The research project enables data driven insights to build optimal, and vibrant neighbourhoods filled with life and activity.
With new machine learning and optimisation techniques, together with data on movement and spending patterns, demography and business data the project aims to understand what constitutes an optimal city floor. This can foster better decisions for shops, restaurants and property companies which makes up the city floor.
Functionality enabled by the research gives shops, restaurants and service companies insights into where their business is best suited for success, maximising their profitability and drawing people and activity to the area. Through optimisation of the city floor, retail companies can also benefit from synergies with nearby business, and the inhabitants will in time have a better and more deliberate service offering in their neighbourhood.
The research may increase revenue and profitability for a large part of the Norwegian economy, and positively affect the people living and using the city through increased activity, better service offering and quality of life.
Tasks related to data analysis, ML model development, and optimization were partially completed. The project achieved the delivery of the Dream Matching Optimizer, which demonstrated practical applications of optimization techniques for tenant assignment. However, the development of the revenue prediction model remained incomplete (in terms of the required quality of the predictions) due to significant data constraints. The absence of a robust revenue prediction model limited the integration and deployment of optimization and collaboration solutions within the Plaace platform.
CRE partners will see improved utilization of their properties, and the participating RHS businesses will be able to use the platform to establish new, successful locations, if new quality data appears that can be used for the models.
If better data is acquired the ground work of the project is ready for new results that could significantly improve outcomes for actors in the CRE and RHS industries, which today have an annual gross revenue of 735 BNOK in Norway, and far higher abroad. Enabling cooperation between CRE companies will also enable better coordinated city districts, which will be more attractive to inhabitants and visitors.

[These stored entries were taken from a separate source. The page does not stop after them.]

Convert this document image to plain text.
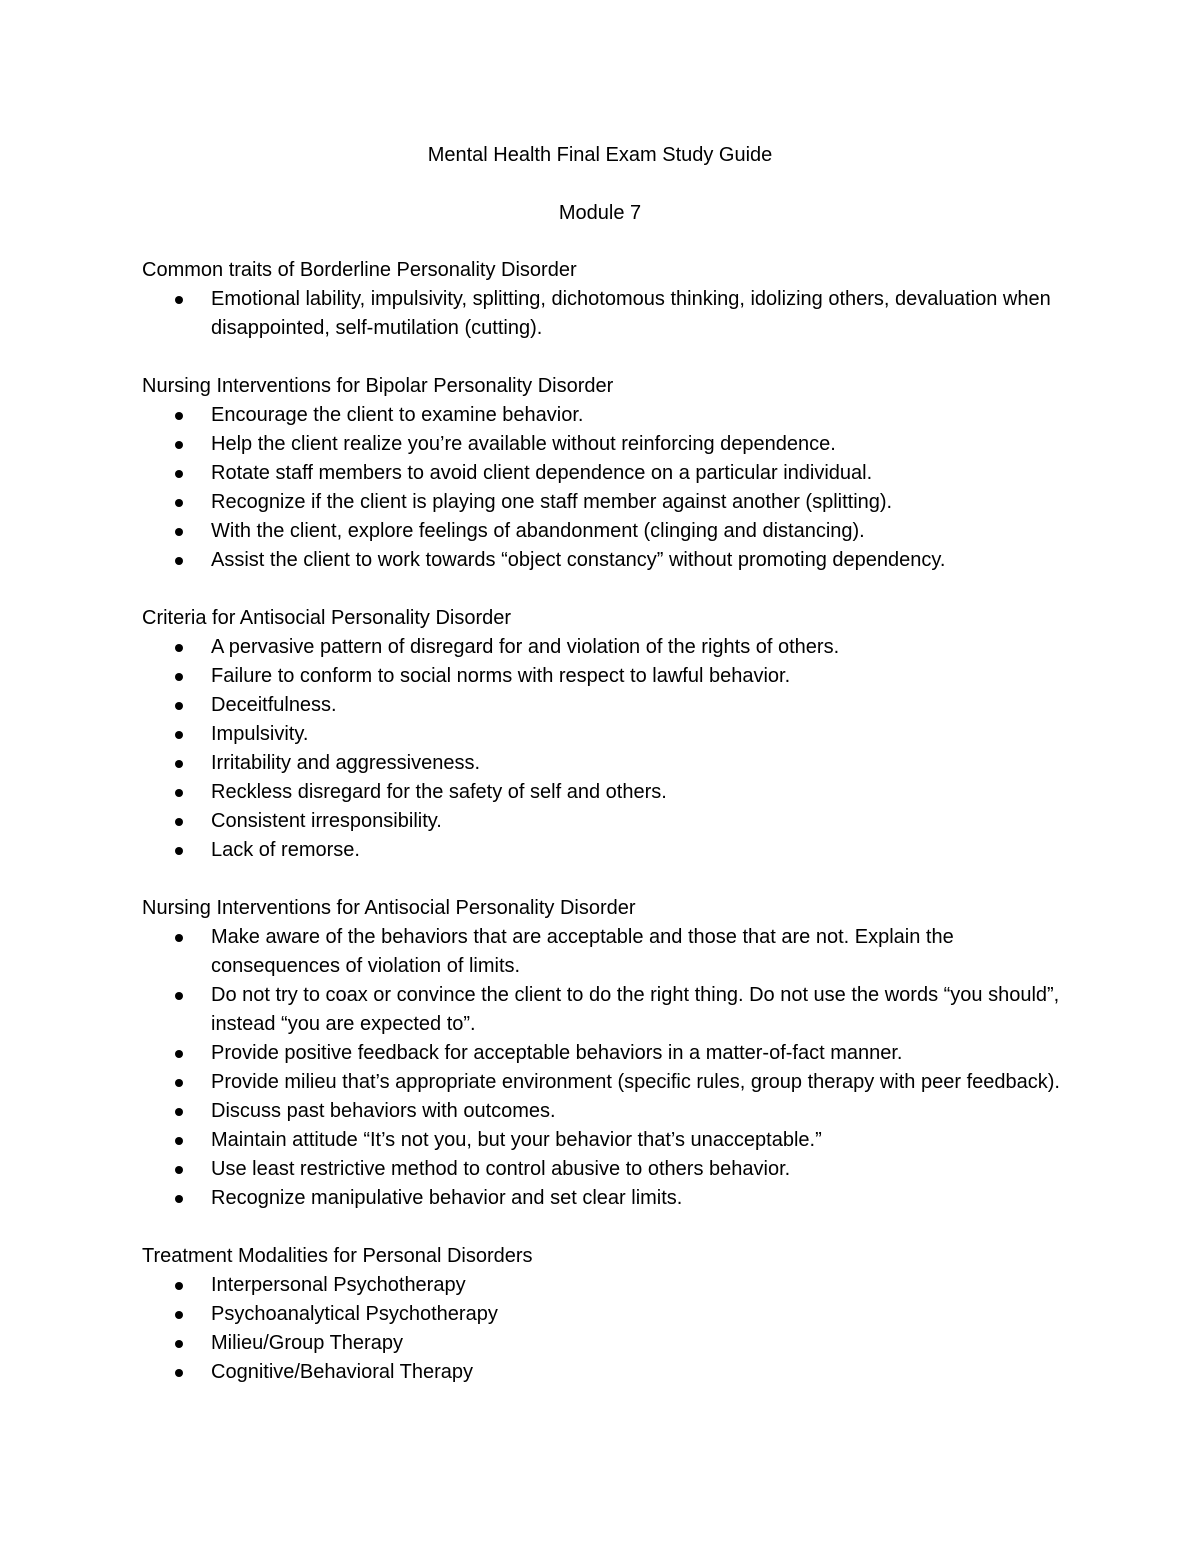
Mental Health Final Exam Study Guide
Module 7

Common traits of Borderline Personality Disorder

Emotional lability, impulsivity, splitting, dichotomous thinking, idolizing others, devaluation when disappointed, self-mutilation (cutting).

Nursing Interventions for Bipolar Personality Disorder

Encourage the client to examine behavior.
Help the client realize you’re available without reinforcing dependence.
Rotate staff members to avoid client dependence on a particular individual.
Recognize if the client is playing one staff member against another (splitting).
With the client, explore feelings of abandonment (clinging and distancing).
Assist the client to work towards “object constancy” without promoting dependency.

Criteria for Antisocial Personality Disorder

A pervasive pattern of disregard for and violation of the rights of others.
Failure to conform to social norms with respect to lawful behavior.
Deceitfulness.
Impulsivity.
Irritability and aggressiveness.
Reckless disregard for the safety of self and others.
Consistent irresponsibility.
Lack of remorse.

Nursing Interventions for Antisocial Personality Disorder

Make aware of the behaviors that are acceptable and those that are not. Explain the consequences of violation of limits.
Do not try to coax or convince the client to do the right thing. Do not use the words “you should”, instead “you are expected to”.
Provide positive feedback for acceptable behaviors in a matter-of-fact manner.
Provide milieu that’s appropriate environment (specific rules, group therapy with peer feedback).
Discuss past behaviors with outcomes.
Maintain attitude “It’s not you, but your behavior that’s unacceptable.”
Use least restrictive method to control abusive to others behavior.
Recognize manipulative behavior and set clear limits.

Treatment Modalities for Personal Disorders

Interpersonal Psychotherapy
Psychoanalytical Psychotherapy
Milieu/Group Therapy
Cognitive/Behavioral Therapy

The DREAM project will establish an entirely new way of operating the retail commercial real estate market. The Plaace platform lets retail, hospitality and service businesses match their needs with available retail space. Supported by new tools enabled by the DREAM project, these businesses will be able to make smarter location decisions, generate more revenue and attract more customers. This benefits property companies owning retail space directly by increasing rent and property value.
Using AI and optimization techniques, the project will build algorithms for (i) evaluating the location-based performance of a business, (ii) finding good business mixes for a group of available locations and (iii) helping commercial real estate companies collaborate to build better commercial areas. These approaches will significantly improve the current market, reducing the risk of wrong.
The results will be prototyped and piloted in the Plaace platform, and tested and evaluated by participating partners, ensuring their real-life applicability and preparing for their availability to the sector at large.